According to on-chain data shared by the crypto analytic group Santiment, the amount of available ETH sitting on exchanges continues to fall. Since the Merge, there is 37% fewer ETH on exchanges. A constant decline in supply on exchanges is considered a bullish sign as there is less ETH available to trade or sell.
There were a total of 19.12 million ETH worth $31.3 billion on exchanges in September before the Merge. The number has now declined to 13.36 million ETH worth $19.7 billion in the second week of February.
A major chunk of the ETH supply is being moved into self custody while many traders also prefer staking with the Shanghai upgrade just around the corner. Shanghai, Ethereum’s upcoming significant update, is scheduled to launch in March. The Shanghai hard fork will integrate more improvement proposals for network enhancements and allow stakers and validators to withdraw their holdings from the Beacon Chain.
Currently, 16 million ETH, or 14% of the total supply, are staked in the Beacon chain.
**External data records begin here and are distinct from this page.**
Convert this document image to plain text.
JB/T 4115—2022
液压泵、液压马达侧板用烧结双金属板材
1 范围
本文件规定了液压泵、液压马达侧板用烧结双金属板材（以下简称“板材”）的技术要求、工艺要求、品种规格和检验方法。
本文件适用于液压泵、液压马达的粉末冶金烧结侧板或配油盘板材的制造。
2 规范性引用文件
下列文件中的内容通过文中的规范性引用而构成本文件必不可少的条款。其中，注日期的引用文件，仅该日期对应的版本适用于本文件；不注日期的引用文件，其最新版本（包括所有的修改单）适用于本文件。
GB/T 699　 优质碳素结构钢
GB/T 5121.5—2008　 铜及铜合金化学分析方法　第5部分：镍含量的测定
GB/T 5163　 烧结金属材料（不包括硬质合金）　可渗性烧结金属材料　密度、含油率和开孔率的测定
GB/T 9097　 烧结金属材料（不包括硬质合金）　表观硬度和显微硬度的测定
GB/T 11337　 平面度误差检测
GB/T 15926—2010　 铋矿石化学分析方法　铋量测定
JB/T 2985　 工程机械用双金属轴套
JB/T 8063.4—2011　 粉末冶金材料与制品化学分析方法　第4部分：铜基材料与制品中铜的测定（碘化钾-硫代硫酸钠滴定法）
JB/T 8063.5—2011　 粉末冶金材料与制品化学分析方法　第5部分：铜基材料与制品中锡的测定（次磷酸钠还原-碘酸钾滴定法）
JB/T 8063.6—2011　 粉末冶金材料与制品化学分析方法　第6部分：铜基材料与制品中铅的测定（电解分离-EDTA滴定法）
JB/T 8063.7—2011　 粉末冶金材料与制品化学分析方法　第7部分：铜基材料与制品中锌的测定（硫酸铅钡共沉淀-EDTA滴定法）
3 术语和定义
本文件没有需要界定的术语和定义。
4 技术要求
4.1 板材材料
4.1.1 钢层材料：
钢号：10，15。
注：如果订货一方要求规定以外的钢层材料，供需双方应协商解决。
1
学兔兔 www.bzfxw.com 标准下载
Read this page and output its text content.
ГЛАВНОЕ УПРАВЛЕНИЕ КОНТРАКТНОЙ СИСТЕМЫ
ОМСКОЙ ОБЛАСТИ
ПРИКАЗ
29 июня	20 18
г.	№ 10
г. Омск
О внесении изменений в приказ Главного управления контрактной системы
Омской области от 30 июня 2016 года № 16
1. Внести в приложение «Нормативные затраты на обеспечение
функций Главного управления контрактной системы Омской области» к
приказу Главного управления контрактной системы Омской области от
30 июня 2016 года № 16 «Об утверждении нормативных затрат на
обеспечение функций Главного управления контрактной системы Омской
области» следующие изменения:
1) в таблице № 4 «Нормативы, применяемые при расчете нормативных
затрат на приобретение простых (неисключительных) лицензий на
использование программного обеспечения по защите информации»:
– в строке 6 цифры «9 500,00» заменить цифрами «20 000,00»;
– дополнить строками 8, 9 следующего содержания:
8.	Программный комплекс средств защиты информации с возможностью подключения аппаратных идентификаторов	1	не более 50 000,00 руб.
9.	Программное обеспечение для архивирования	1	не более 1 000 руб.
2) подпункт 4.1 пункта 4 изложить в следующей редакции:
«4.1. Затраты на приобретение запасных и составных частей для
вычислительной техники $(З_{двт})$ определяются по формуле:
At the current price of ETH, it amounts to approximately $25 billion, a sizable amount that will gradually become liquid after the Shanghai hard fork.
Related: What’s in and what’s out for Ethereum’s Shanghai upgrade
Apart from a constant decline in ETH supply held on exchanges, the overall market supply of ETH has also seen a decline ever since it turned deflationary post-London upgrade. The deflationary model comes from a fee-burning mechanism introduced through Ethereum Improvement Proposal (EIP)-1559.
A total of 2.9 million ETH has been burned since the London upgrade in August 2021, estimated to be worth $4,5 billion in today’s value.